The services iQiyi and WeTV violate the Act Governing Relations between the people of the Taiwan Area and the Mainland Area, which insists Chinese companies, can only invest in certain categories of goods and services, according to the notice.

The Ministry of Economic Affairs Taiwan said in its announcement that iQiyi and Tencent’s WeTV started operations in the country through illegal partnerships, working through their Hong Kong subsidiaries to strike pacts with the companies in Taiwan.

In an announcement this week, Taiwan’s Ministry of Economic Affairs said that the Taiwan companies and individuals will be prohibited from providing services for OTT companies based in China.

In April, the National Communications Commission (NCC) Taiwan announced that mainland Chinese OTT companies were not allowed to operate in Taiwan under the Act governing relations between the Taiwan region and the people of the Mainland region. Cabinet spokesman Kolas Yotaka said at the time, “The Chinese firm and his Taiwanese partner were working on the edges of the law.”

But NCC spokesperson Wong Po-Tsung said the proposed regulation isn’t solely targeted at Chinese OTT operators. He said, “The act was necessary because the cable television service operators have asked that the commission apply across-the-board standards to regulate all audiovisual service platforms, which should include OTT services.
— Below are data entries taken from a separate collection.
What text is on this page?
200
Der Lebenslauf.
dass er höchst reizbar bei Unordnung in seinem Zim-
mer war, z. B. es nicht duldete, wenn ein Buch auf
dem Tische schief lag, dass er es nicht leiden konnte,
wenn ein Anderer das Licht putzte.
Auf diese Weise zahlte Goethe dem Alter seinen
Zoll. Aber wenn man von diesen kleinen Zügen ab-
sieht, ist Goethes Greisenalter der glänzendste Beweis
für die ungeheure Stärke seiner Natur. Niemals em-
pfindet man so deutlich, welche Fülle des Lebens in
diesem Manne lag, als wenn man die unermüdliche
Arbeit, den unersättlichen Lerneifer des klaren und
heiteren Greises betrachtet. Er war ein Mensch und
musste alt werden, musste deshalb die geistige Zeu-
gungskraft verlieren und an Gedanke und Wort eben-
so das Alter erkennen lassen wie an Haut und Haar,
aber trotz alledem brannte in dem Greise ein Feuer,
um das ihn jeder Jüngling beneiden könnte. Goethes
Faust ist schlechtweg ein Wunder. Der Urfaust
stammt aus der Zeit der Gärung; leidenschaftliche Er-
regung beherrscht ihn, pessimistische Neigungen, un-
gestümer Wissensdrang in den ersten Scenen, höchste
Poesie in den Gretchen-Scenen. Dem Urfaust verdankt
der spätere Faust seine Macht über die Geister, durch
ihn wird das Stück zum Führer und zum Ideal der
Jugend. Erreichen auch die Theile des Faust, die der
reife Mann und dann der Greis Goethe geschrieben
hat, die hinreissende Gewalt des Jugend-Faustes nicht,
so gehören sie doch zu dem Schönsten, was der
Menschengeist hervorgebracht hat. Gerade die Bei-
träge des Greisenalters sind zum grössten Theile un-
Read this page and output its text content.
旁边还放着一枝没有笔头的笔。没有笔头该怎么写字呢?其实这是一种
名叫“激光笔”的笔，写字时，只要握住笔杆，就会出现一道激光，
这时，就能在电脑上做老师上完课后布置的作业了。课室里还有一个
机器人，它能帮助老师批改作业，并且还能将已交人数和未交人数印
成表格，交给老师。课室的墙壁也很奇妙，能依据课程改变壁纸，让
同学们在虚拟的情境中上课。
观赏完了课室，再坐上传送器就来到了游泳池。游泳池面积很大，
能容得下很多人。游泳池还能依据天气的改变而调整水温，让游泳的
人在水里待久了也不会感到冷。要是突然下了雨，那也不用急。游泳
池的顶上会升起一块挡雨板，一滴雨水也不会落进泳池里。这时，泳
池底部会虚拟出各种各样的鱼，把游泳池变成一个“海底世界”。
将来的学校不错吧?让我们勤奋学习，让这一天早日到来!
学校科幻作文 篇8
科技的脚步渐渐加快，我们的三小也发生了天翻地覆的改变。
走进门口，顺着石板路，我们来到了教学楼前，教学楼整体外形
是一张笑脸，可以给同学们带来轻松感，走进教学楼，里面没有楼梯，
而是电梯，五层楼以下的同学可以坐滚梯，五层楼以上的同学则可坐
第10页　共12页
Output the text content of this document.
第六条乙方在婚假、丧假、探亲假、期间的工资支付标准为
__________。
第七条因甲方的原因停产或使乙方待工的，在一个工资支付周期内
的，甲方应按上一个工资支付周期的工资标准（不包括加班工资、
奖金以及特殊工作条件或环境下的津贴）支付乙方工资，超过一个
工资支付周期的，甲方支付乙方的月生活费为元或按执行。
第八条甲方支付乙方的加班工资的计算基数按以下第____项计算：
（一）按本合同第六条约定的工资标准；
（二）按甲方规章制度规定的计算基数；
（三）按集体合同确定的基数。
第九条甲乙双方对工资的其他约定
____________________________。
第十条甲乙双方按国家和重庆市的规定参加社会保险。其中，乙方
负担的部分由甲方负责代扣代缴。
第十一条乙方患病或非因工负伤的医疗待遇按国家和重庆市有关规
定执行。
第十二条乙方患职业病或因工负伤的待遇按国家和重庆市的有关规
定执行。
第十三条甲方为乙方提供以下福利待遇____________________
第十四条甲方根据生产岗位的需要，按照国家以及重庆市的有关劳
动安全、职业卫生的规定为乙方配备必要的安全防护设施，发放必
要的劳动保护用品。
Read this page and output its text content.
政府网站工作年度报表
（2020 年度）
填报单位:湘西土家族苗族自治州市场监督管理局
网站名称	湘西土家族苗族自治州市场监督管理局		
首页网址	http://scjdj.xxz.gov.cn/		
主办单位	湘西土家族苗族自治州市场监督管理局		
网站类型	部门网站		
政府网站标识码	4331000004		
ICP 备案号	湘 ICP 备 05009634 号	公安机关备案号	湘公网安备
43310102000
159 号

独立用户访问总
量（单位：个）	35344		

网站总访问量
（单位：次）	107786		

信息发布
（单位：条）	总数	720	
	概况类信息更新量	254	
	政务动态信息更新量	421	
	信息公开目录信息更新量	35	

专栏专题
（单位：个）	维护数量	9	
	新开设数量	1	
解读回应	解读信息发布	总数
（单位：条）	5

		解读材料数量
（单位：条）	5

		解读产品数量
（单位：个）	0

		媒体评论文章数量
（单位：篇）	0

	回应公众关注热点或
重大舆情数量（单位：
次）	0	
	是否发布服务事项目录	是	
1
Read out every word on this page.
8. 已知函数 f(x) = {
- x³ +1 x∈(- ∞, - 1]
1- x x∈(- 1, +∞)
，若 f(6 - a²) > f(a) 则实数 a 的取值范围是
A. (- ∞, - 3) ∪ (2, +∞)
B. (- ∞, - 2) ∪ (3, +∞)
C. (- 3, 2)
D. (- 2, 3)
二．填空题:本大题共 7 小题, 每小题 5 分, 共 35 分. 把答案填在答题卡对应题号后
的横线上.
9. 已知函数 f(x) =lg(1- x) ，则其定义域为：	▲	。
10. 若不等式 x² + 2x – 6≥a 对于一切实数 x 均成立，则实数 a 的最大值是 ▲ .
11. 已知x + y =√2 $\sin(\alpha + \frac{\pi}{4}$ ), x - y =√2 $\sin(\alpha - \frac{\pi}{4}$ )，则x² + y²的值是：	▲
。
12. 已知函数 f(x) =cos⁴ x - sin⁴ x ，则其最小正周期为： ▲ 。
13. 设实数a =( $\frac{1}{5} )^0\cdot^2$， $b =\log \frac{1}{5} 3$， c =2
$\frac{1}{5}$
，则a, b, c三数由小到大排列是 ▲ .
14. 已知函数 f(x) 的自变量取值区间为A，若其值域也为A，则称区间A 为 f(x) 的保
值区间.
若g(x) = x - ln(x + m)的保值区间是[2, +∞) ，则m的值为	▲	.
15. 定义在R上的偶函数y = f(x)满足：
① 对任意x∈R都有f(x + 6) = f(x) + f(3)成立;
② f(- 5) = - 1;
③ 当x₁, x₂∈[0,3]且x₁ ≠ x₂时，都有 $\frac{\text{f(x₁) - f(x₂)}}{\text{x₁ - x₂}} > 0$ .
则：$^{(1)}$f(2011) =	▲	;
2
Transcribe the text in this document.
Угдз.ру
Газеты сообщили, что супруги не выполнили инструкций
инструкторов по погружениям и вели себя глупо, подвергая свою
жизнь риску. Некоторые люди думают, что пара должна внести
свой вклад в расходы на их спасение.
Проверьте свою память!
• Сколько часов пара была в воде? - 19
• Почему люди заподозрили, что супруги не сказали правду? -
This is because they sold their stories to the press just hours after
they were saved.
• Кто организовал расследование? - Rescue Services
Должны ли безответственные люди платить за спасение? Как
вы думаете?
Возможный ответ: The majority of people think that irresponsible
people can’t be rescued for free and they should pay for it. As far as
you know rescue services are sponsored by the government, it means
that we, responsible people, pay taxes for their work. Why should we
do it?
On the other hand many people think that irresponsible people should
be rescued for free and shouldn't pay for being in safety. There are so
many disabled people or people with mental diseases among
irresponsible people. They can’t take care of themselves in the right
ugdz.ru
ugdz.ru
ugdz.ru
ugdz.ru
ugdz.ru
It was not restricted just to address the problems caused by iQiyi and other Chinese OTT operators.”

Wong added that Taiwan is a democratic country and its government will not block people from watching content material from iQiyi and other Chinese streaming services.

Companies in Taiwan if found breaking the act after it has been passed will face fines of about USD 1,700 to USD 170,000.

An iQiyi representative said that the company was fully committed to protecting the rights and interests of its users.

Chinese companies have been facing global criticism over national security and data privacy. The world is adopting a tough stance against China with the US and India banning many Chinese apps in recent weeks, including TikTok.